Ik ben er voor mezelf nog niet uit of ik een optimistische pessimist of pessimistische optimist ben. Wat ik wel weet is dat ik een hekel heb aan naïef optimisme. Het is volgens mij noodzakelijk een positief maar realistisch toekomstperspectief te behouden en daarvoor moeten we aandacht hebben voor drie facetten van het leven die in gezamenlijke interactie dat toekomstperspectief bepalen: (1) ons bewustzijn, (2) de betaalbaarheid van onze samenleving, (3) de vrijheidsgraden van onze culturen en instituties.

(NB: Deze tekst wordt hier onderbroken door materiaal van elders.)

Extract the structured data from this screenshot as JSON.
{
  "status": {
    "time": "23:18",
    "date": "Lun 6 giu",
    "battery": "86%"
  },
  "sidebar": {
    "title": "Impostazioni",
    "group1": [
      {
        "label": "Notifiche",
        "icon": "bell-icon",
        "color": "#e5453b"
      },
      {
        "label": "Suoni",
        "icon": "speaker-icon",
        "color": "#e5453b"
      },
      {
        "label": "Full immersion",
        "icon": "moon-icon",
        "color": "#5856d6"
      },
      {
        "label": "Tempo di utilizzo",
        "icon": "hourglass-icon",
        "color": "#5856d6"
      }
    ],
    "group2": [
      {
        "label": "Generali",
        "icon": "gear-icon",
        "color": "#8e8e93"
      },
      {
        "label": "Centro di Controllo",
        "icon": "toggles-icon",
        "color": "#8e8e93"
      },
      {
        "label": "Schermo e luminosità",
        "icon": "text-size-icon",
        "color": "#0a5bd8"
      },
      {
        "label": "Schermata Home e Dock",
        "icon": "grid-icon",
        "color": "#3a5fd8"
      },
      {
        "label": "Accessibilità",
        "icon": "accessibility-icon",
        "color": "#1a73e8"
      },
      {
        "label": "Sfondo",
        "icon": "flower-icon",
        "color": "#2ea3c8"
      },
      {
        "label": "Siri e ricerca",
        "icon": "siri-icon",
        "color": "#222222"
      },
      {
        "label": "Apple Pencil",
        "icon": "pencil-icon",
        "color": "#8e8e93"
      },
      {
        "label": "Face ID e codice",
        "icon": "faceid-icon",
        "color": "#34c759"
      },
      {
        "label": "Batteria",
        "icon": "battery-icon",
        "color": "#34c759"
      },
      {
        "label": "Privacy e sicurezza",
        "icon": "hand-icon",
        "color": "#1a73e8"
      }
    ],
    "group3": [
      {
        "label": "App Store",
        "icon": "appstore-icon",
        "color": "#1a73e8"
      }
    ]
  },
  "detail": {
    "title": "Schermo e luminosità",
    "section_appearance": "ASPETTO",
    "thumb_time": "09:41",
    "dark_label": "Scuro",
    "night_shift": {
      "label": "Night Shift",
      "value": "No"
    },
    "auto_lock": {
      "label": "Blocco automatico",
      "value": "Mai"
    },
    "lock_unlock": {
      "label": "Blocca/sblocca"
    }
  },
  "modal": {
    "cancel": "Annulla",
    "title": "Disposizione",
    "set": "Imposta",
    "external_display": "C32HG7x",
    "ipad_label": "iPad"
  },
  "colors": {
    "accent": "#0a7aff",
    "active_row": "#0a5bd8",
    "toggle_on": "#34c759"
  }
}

Liberalisme is niet vrijblijvend en een liberaal zet zich schrap in veranderende tijden. Een liberaal doet minstens een poging om de kennis en de wendbaarheid te hebben om ongekende situaties het hoofd te bieden. Maar een liberaal voelt ook een verbondenheid met anderen, voelt een verantwoordelijkheidszin voor toekomstige generaties. Er is nog veel speelruimte om van onze samenlevingen meer liberale samenlevingen te maken. Soms lijkt het er op dat we nog maar amper kunnen stappen, terwijl sommigen al willen vliegen. Maar liberalen moeten die diversiteit blijven koesteren, vrije individuen en ideeën zorgen immers voor vooruitgang. Liberalisme moet dan ook worden losgekoppeld van de algemene overheersende perceptie dat je ofwel ondernemer, ofwel rijk moet zijn om liberaal te zijn. We moeten en kunnen medestanders vinden. Vrijheid is een noodzakelijke conditie voor een meer liberale samenleving. Vrijheid is een waarde die we moeten blijven verdedigen. Vrijheid is een conditie en een waarde die we zelf vorm geven met onze daden.
Deze tekst is het persoonlijk antwoord van Claude Nijs op de vraag 'Wat is vrijheid?' en werd gebracht op het debat op 12/12/13 in het Liberaal Archief te Gent. Het debat werd georganiseerd door het Rothbard Intstitute, in samenwerking met Liberales en Libera!.